Terceiro círculo do Império
Pacífia

No mesmo noxdiem, nós viajamos para Pacífia.

Na nave, Doxy me entregou a dose como se fosse minha bebida preferida e eu balancei o líquido dentro do copo, assistindo meu reflexo turvo se perguntar sobre aquele pequeno mistério que eu nada podia fazer senão engolir.

– Por mais quanto tempo vou ter que tomar isso? – Não fugi da pergunta. Doxy deu de ombros, como se não fosse importante.

– Até que não seja mais necessário.

– E quando vai ser isso?

– Quando não houver mais uma guerra para nos preocupar.

Confirmei em silêncio. Não fazia sentido desejar o fim do fevino quando ele era a minha melhor arma. Inspirei fundo e virei a dose na garganta.

– Você tem algum plano para quando a guerra terminar? – Perguntei, curioso. – Caso ela não termine com você, no caso...

Doxy abriu o sorriso de quem sempre tinha um plano.

– Pretendo ter algo que nunca vi, mas ouvi falar algumas vezes... – Ela fez uma pausa dramática. – Uma vida normal. – Soltei uma risada que a contaminou. – Mas e você? Tem algum plano para o futuro?

Um silêncio pesado com o futuro que eu desconhecia pairou entre nós; muito maior do que eu esperava.

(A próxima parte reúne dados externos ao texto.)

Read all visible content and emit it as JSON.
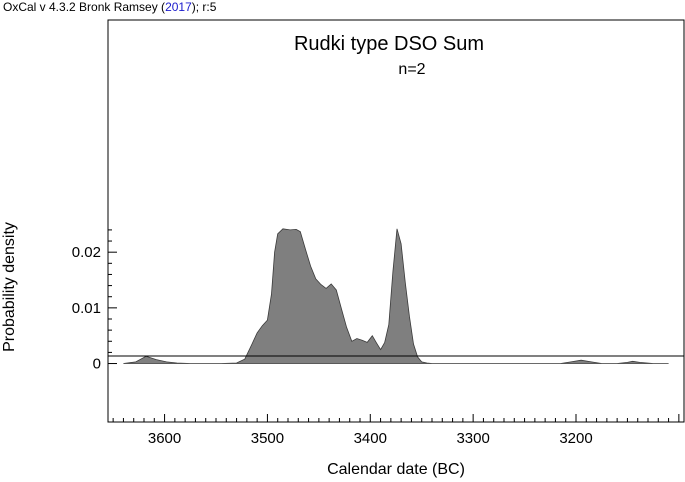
{
  "header": {
    "credit_prefix": "OxCal v 4.3.2 Bronk Ramsey (",
    "credit_year": "2017",
    "credit_suffix": "); r:5"
  },
  "chart_data": {
    "type": "area",
    "title": "Rudki type DSO Sum",
    "subtitle": "n=2",
    "xlabel": "Calendar date (BC)",
    "ylabel": "Probability density",
    "x_axis_reversed": true,
    "xlim": [
      3655,
      3095
    ],
    "ylim": [
      -0.0105,
      0.0617
    ],
    "x_ticks": [
      3600,
      3500,
      3400,
      3300,
      3200
    ],
    "y_ticks": [
      0,
      0.01,
      0.02
    ],
    "y_tick_labels": [
      "0",
      "0.01",
      "0.02"
    ],
    "grid": false,
    "fill_color": "#7f7f7f",
    "x": [
      3640,
      3628,
      3618,
      3608,
      3598,
      3588,
      3575,
      3560,
      3545,
      3530,
      3522,
      3515,
      3510,
      3505,
      3500,
      3496,
      3493,
      3490,
      3485,
      3478,
      3472,
      3468,
      3463,
      3458,
      3453,
      3448,
      3443,
      3438,
      3433,
      3428,
      3423,
      3418,
      3413,
      3408,
      3403,
      3398,
      3394,
      3390,
      3386,
      3382,
      3378,
      3374,
      3370,
      3366,
      3362,
      3358,
      3354,
      3350,
      3345,
      3340,
      3330,
      3300,
      3270,
      3240,
      3215,
      3205,
      3195,
      3185,
      3175,
      3160,
      3150,
      3145,
      3138,
      3125,
      3110
    ],
    "y": [
      0,
      0.0003,
      0.0013,
      0.0007,
      0.0003,
      0.0001,
      0.0,
      0.0,
      0.0,
      0.0001,
      0.0008,
      0.0035,
      0.0055,
      0.0068,
      0.0078,
      0.0125,
      0.02,
      0.0233,
      0.0242,
      0.024,
      0.0241,
      0.0237,
      0.0205,
      0.0175,
      0.0152,
      0.0142,
      0.0135,
      0.0143,
      0.0132,
      0.0098,
      0.0065,
      0.004,
      0.0045,
      0.0042,
      0.0038,
      0.005,
      0.0037,
      0.0025,
      0.0038,
      0.007,
      0.0165,
      0.0242,
      0.0215,
      0.0145,
      0.0085,
      0.0035,
      0.0012,
      0.0003,
      0.0001,
      0.0,
      0.0,
      0.0,
      0.0,
      0.0,
      0.0,
      0.0003,
      0.0006,
      0.0003,
      0.0,
      0.0,
      0.0002,
      0.0004,
      0.0002,
      0.0,
      0.0
    ]
  }
}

– Eu devia ter um, não devia?

– Posso botá-lo nos meus... Quando a guerra acabar. – Seu sorriso me fez acreditar na promessa de que, algum dia, eu nunca mais teria de me preocupar com a solidão. – Quando finalmente houver um amanhã para desejar...

Abaixo dos olhos de Doxy eu me sentia visível pela primeira vez, como se importassem até as palavras que eu ainda nem tinha dito, como se minha mente fosse um mistério que valia a pena decifrar... Eu queria avisá-la que eu não valia o esforço, mas ela era o tipo de pessoa que se esforçava por muito menos.

Doxy se aproximou e deslizou seus dedos pelo meu rosto. Tomei-os e beijei seus nós, meus olhos nos seus, aceitando a sua promessa e fazendo a de que nada nessa guerra, por mais assustador que fosse, me faria fugir de novo.

Dessa vez eu ficaria até o fim. E, se fosse a morte o que sobrava para os que ficavam, então ela enfim conheceria o meu rosto.

– Que hoje nos leve até ele então.

• • • ֍ • • •

Ao chegarmos às portas douradas do palácio do metriona fomos cumprimentados por um paredão de fageines com suas espículas afiadas e imponência, nos fazendo parar. Meu dedo envolveu o gatilho da minha arma e eu prendi a respiração por um instante, aguardando...

– Os Áulicos nos enviaram. – Um dos fageines disse, as vestes cheias de broches em uma tentativa de professar poder. – Para que cumpram com o acordo.

Na frente do grupo, Korrok fez um movimento de cabeça e avançou para o palácio, fazendo os fageines saírem do seu caminho para que pudéssemos passar.

– Pelo visto Bleine decidiu mandar reforços... – Sussurrei para Doxy.

– Reforços? Acho que eles só estão aqui para conferir quando terminarmos o trabalho... E então para se livrar de nós quando acabarmos.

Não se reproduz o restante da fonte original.